Industrial companies made €1bn selling their free Dutch pollution rights
Big industrial companies in Europe are earning billions of euros selling their free ‘pollution rights’ to other companies, according to environmental research group CE Delft.
The research, carried out on behalf of British NGO Carbon Market Watch, found European companies earned at least €24bn between 2008 and 2014 from trading emission rights.
The rights – which essentially allowed companies to emit a certain volume of carbon dioxide – were allocated to some companies free of charge as part of European efforts to reduce pollution.
They were mainly given to companies in the oil, steel, cement and petrochemicals industries who argued that EU restrictions on carbon dioxide emissions would have an unfair impact on their businesses.

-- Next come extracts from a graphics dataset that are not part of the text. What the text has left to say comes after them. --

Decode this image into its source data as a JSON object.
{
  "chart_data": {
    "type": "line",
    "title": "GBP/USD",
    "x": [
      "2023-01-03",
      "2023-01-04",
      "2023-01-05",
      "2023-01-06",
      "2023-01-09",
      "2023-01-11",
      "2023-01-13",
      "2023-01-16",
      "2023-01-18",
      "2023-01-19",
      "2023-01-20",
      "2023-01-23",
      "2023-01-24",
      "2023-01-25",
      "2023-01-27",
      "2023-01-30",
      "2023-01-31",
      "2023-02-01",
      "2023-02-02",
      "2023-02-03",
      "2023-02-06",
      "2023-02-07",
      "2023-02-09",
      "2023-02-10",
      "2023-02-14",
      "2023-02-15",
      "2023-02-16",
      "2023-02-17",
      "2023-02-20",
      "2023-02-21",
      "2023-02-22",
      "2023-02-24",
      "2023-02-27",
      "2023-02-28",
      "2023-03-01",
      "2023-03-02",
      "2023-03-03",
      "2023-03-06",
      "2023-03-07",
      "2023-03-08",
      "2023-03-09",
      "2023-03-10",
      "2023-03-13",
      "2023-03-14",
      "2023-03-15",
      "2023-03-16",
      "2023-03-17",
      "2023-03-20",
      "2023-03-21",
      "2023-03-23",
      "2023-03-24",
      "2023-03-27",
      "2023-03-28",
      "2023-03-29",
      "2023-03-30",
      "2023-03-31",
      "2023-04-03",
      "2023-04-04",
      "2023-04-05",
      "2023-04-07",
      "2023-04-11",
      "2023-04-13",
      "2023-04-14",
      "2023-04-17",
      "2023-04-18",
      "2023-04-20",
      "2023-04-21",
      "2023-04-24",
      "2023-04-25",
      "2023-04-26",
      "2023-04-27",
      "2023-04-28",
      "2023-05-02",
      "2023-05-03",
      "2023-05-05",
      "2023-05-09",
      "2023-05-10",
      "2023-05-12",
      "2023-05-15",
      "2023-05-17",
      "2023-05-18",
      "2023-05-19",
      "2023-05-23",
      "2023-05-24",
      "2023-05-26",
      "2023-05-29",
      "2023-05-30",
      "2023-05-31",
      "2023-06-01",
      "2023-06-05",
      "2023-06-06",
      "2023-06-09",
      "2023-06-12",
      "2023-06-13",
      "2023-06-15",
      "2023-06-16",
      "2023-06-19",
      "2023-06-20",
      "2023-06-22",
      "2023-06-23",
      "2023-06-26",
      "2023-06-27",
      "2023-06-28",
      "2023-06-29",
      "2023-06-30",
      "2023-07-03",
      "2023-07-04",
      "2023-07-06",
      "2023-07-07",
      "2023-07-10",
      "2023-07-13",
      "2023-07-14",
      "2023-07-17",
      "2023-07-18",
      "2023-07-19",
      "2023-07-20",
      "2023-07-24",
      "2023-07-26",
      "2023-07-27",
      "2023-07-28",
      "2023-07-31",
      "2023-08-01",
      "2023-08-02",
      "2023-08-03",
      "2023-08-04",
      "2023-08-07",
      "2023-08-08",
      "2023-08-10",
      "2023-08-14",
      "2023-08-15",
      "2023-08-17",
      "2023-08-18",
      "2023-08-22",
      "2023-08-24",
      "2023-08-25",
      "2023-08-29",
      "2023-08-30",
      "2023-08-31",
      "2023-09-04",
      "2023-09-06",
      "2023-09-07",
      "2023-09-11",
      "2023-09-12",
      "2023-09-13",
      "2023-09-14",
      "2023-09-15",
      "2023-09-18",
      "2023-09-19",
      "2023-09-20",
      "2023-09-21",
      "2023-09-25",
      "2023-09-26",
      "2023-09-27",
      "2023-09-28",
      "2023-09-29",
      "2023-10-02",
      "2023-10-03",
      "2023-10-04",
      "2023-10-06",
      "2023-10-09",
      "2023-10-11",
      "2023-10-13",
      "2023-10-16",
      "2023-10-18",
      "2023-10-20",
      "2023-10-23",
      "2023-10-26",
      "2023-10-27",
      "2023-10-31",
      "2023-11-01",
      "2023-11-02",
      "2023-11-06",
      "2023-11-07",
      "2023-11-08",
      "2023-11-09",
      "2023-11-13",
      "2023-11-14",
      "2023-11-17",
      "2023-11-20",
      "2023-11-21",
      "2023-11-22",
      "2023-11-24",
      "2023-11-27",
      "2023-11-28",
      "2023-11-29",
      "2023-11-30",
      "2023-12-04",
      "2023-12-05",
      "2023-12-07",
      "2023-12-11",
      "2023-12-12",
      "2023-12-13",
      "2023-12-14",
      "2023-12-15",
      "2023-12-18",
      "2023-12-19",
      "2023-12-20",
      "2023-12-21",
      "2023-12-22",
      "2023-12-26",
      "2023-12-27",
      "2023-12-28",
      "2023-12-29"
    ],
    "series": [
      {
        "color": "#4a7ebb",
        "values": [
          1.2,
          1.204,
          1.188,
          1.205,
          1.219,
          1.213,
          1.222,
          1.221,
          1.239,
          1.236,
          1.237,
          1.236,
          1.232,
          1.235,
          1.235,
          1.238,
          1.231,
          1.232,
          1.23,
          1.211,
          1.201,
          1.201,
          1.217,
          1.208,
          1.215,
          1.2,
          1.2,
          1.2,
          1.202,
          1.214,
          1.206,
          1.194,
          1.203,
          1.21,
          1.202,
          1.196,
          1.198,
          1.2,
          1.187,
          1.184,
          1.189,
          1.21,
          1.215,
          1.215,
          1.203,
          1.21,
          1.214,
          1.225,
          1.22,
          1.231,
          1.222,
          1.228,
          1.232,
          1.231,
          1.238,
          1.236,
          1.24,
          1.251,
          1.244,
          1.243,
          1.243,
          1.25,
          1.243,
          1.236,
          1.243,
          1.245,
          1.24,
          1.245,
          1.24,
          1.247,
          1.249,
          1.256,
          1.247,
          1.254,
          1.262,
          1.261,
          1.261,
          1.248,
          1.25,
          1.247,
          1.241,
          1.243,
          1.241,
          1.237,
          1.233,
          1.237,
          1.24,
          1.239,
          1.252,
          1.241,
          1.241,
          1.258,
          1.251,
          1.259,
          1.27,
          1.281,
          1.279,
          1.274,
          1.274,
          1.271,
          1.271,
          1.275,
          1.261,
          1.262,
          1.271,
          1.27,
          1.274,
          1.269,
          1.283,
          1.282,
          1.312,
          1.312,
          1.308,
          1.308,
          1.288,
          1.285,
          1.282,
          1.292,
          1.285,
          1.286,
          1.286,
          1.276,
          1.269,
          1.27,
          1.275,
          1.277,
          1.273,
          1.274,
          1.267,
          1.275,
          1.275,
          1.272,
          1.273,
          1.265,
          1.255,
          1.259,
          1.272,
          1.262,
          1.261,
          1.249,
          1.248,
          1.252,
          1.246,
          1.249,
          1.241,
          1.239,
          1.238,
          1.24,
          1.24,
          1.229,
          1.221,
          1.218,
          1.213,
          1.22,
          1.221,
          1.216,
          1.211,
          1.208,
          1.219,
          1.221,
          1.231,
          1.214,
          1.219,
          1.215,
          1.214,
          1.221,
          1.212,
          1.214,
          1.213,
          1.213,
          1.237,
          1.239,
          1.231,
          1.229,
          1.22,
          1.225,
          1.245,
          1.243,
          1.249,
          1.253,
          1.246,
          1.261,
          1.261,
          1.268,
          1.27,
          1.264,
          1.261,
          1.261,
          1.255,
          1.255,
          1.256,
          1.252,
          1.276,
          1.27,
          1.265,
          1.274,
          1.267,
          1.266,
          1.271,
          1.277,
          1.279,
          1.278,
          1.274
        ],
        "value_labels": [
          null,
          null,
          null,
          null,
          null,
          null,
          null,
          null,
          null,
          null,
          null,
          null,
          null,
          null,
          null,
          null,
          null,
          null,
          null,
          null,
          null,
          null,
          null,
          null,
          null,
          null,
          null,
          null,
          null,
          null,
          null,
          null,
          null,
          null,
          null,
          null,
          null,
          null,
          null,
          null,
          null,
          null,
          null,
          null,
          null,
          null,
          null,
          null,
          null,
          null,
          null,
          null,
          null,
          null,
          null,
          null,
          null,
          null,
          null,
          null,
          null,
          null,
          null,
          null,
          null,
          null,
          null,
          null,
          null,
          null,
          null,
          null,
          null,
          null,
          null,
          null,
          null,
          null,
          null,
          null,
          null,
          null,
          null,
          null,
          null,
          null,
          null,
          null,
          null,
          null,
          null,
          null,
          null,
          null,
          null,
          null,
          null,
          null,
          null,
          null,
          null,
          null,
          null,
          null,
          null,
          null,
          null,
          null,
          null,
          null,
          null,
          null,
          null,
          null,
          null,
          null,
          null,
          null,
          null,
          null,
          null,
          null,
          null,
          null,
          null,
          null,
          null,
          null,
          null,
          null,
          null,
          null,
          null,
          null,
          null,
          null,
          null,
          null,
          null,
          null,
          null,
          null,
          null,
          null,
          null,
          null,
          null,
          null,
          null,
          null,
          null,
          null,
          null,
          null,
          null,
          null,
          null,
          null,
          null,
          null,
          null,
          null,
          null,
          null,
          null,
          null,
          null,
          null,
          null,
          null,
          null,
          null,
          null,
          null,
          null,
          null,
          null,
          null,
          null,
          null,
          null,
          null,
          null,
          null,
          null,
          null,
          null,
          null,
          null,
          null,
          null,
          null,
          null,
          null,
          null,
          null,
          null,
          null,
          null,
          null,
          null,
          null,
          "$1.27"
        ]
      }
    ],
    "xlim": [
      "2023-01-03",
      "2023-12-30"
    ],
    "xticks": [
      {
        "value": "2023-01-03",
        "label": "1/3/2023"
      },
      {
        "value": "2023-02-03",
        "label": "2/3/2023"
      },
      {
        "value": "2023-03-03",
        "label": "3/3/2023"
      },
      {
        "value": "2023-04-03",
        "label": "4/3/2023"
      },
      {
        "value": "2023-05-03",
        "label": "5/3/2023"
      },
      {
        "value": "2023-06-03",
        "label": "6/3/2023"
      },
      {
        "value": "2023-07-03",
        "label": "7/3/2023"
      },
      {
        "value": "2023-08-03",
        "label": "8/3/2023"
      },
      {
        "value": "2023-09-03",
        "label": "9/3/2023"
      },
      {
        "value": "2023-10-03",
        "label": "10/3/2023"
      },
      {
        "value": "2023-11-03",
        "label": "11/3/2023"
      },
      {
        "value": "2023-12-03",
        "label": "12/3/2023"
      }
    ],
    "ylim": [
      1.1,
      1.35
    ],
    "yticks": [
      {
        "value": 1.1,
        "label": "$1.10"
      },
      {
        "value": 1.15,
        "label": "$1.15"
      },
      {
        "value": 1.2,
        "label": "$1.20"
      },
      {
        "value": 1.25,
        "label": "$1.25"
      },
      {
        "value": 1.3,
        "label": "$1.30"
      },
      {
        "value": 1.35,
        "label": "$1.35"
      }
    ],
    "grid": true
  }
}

The report shows energy-intensive companies in the Netherlands made over €1bn from the EU emission tradings system during the period 2008-2014. Tata Steel (over €300m), Shell (over €200m) and industrial estate Chemelot (€90m) were the biggest earners.
Government
The report says the Dutch government gave out 533 million free pollution permits and so missed out on at least €6.4bn in revenue from auctioning off those rights. Over the same period, it earned just €265m from auctioning pollution allowances.
Among its key proposals for overhauling the emission tradings system, CE Delft says free permits have to be phased out.
Environment minister Sharon Dijksma told the Volkskrant that the way free emission rights are currently issued must be changed. ‘Companies which are playing around with their rights and earning money on them without using cleaner production processes are turning the world upside down,’ she said.
Tata Steel, which owns the massive steelworks in Eindhoven, told the paper the findings do not take into account the fact it has to compete with steel firms in China where emissions trading is unknown.